Он завернул пару винтиков и отставил распотрошенный магнитофон.

— Ну-с, с чем пожаловали?

— Да вот, Кумач Абович, дельце у меня к вам.

— Ну да, — в шутку погрозил ему пальцем Кумач Абович, — меня вспоминают, только когда дела… А без дела никто и не зайдет. Впрочем, понимаю: кому хочется в Бутырки приходить по своей воле, без дела?

— Это верно, — поддержал его Володин, — хмуро тут у вас, мрачно. Невесело.

— А что же вы хотели?

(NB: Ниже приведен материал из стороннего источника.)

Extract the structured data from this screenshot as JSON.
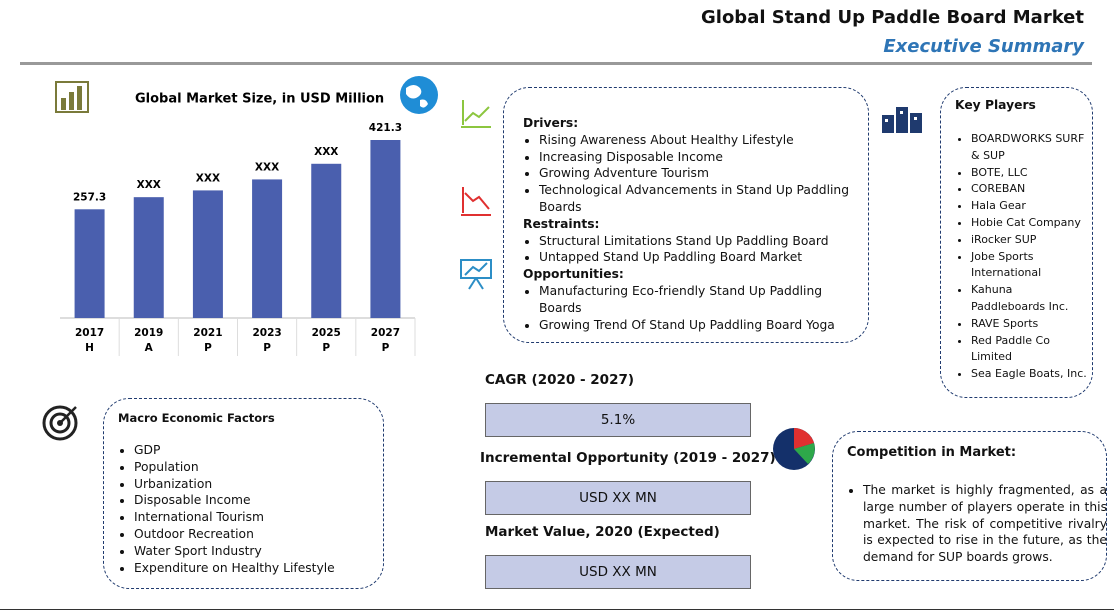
{
  "header": {
    "title": "Global Stand Up Paddle Board Market",
    "subtitle": "Executive Summary"
  },
  "chart_data": {
    "type": "bar",
    "title": "Global Market Size, in USD Million",
    "categories": [
      "2017",
      "2019",
      "2021",
      "2023",
      "2025",
      "2027"
    ],
    "category_notes": [
      "H",
      "A",
      "P",
      "P",
      "P",
      "P"
    ],
    "values": [
      257.3,
      286,
      302,
      328,
      365,
      421.3
    ],
    "value_labels": [
      "257.3",
      "XXX",
      "XXX",
      "XXX",
      "XXX",
      "421.3"
    ],
    "color": "#4a5fae"
  },
  "dynamics": {
    "sections": [
      {
        "heading": "Drivers:",
        "items": [
          "Rising Awareness About Healthy Lifestyle",
          "Increasing Disposable Income",
          "Growing Adventure Tourism",
          "Technological Advancements in Stand Up Paddling Boards"
        ]
      },
      {
        "heading": "Restraints:",
        "items": [
          "Structural Limitations Stand Up Paddling Board",
          "Untapped Stand Up Paddling Board Market"
        ]
      },
      {
        "heading": "Opportunities:",
        "items": [
          "Manufacturing Eco-friendly Stand Up Paddling Boards",
          "Growing Trend Of Stand Up Paddling Board Yoga"
        ]
      }
    ]
  },
  "key_players": {
    "title": "Key Players",
    "items": [
      "BOARDWORKS SURF & SUP",
      "BOTE, LLC",
      "COREBAN",
      "Hala Gear",
      "Hobie Cat Company",
      "iRocker SUP",
      "Jobe Sports International",
      "Kahuna Paddleboards Inc.",
      "RAVE Sports",
      "Red Paddle Co Limited",
      "Sea Eagle Boats, Inc."
    ]
  },
  "macro": {
    "title": "Macro Economic Factors",
    "items": [
      "GDP",
      "Population",
      "Urbanization",
      "Disposable Income",
      "International Tourism",
      "Outdoor Recreation",
      "Water Sport Industry",
      "Expenditure on Healthy Lifestyle"
    ]
  },
  "metrics": [
    {
      "label": "CAGR (2020 - 2027)",
      "value": "5.1%"
    },
    {
      "label": "Incremental Opportunity (2019 - 2027)",
      "value": "USD XX MN"
    },
    {
      "label": "Market Value, 2020 (Expected)",
      "value": "USD XX MN"
    }
  ],
  "competition": {
    "title": "Competition in Market:",
    "items": [
      "The market is highly fragmented, as a large number of players operate in this market. The risk of competitive rivalry is expected to rise in the future, as the demand for SUP boards grows."
    ]
  }
}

Тюрьма все-таки, не цирк и не Большой зал консерватории…

— И сыро… — продолжил Володин, оглядывая облупленную штукатурку, сквозь которую виднелись большие отвратительные пятна плесени.

— Не говорите, сырость тут такая, что до костей пробирает. Даже в самые жаркие дни, — помрачнел Калика, — не знаю, куда и деваться от ревматизма. Совсем одолел, проклятый.